East Alabama’s controversial Sabal Trail pipeline on target for June operation


A 515-mile-long natural gas pipeline, which includes 86.4-miles in east Alabama, is on target to begin operation in June.

Sabal Trail Pipeline

Map of the entire Sabal Trail pipeline. [Photo Credit: Sabal Trail Transmission]

The Sabal Trail Transmission pipeline is a joint project by three energy companies —Spectra Energy Corp., NextEra Energy Inc. and Duke Energy — and will transport natural gas from the Transco pipeline north of Alexander City, Ala., extend through the southwest corner of Georgia and end in central Florida near Orlando. The three-state pipeline is currently “about 85 percent complete with overall construction,” Andrea Grover, Director or Stakeholder Outreach for the Sabal Trail Transmission told Alabama Today.

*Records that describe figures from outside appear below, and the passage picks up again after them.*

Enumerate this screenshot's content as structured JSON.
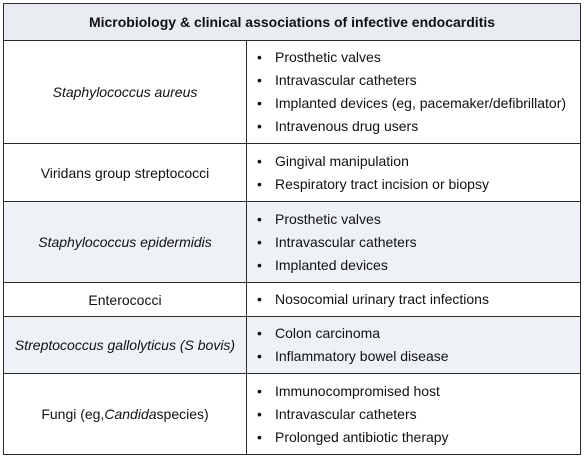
{
  "title": "Microbiology & clinical associations of infective endocarditis",
  "rows": [
    {
      "organism": "Staphylococcus aureus",
      "italic": true,
      "associations": [
        "Prosthetic valves",
        "Intravascular catheters",
        "Implanted devices (eg, pacemaker/defibrillator)",
        "Intravenous drug users"
      ]
    },
    {
      "organism": "Viridans group streptococci",
      "italic": false,
      "associations": [
        "Gingival manipulation",
        "Respiratory tract incision or biopsy"
      ]
    },
    {
      "organism": "Staphylococcus epidermidis",
      "italic": true,
      "associations": [
        "Prosthetic valves",
        "Intravascular catheters",
        "Implanted devices"
      ]
    },
    {
      "organism": "Enterococci",
      "italic": false,
      "associations": [
        "Nosocomial urinary tract infections"
      ]
    },
    {
      "organism": "Streptococcus gallolyticus (S bovis)",
      "italic": true,
      "associations": [
        "Colon carcinoma",
        "Inflammatory bowel disease"
      ]
    },
    {
      "organism_parts": [
        "Fungi (eg, ",
        "Candida",
        " species)"
      ],
      "associations": [
        "Immunocompromised host",
        "Intravascular catheters",
        "Prolonged antibiotic therapy"
      ]
    }
  ]
}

With construction underway in Tallapoosa, Chambers, Lee and Russell Counties, the pipeline is roughly 70% complete in Alabama, Grover added. Expected to provide a significant economic benefit to the Yellowhammer State, the pipeline creates both short-term and long-term jobs and adds capital investment and tax base to the state’s economy.

During the current construction phase, the economic benefits include:

  • 1,112 construction jobs available
  • $37,240,486 funds from jobs being created
  • $49,685,416 additional funds contributed by non-directly related construction activity
  • $140,412,196 amount generated for the state after construction is completed
Sabal Trail Project

Map of the Sabal Trail pipeline in Alabama. [Photo Credit: Sabal Trail Transmission]

In addition, the permanent economic impact and operations in Alabama will include:

  • 94 permanent jobs after construction is completed
  • $2,953,302 funds from jobs being created
  • $4,907,082 additional funds contributed by non-directly related construction activity
  • $10,757,812 amount generated for the state after construction is completed

Despite the anticipated economic gains, environmental groups oppose the trail’s construction, saying it could threaten people’s health and access to clean water.

On its face, this pipeline should be rejected for the threat it poses not only to our climate, but to the public health of communities it would affect,” said Lena Moffitt, Director of Sierra Club’s Beyond Dirty Fuels campaign. “Rather than doubling down on outdated, dirty fuels, we should complete our transition to 100 percent clean, renewable energy.”

However, the Transmission contends they’ve taken comprehensive steps to address environmental groups’ concerns.

“Regarding potential impacts on water supplies: Natural gas is lighter than air, meaning in the unlikely event it escapes from the pipeline, the gas can only travel up through the soil into the atmosphere and dissipate,” Grover explained in a column last month. “It cannot travel down through soils to water supplies. No toxins are released that would affect water quality.”

She continued, “The project has been evaluated publicly over the past three years to ensure environmental permitting agencies, all levels of local, state and federal government, communities and landowners’ questions were addressed and impacts along the pipeline route were minimized. Sabal Trail hosted more than 50 open houses and public meetings and underwent a well-documented, comprehensive review by the Federal Energy Regulatory Commission (FERC).”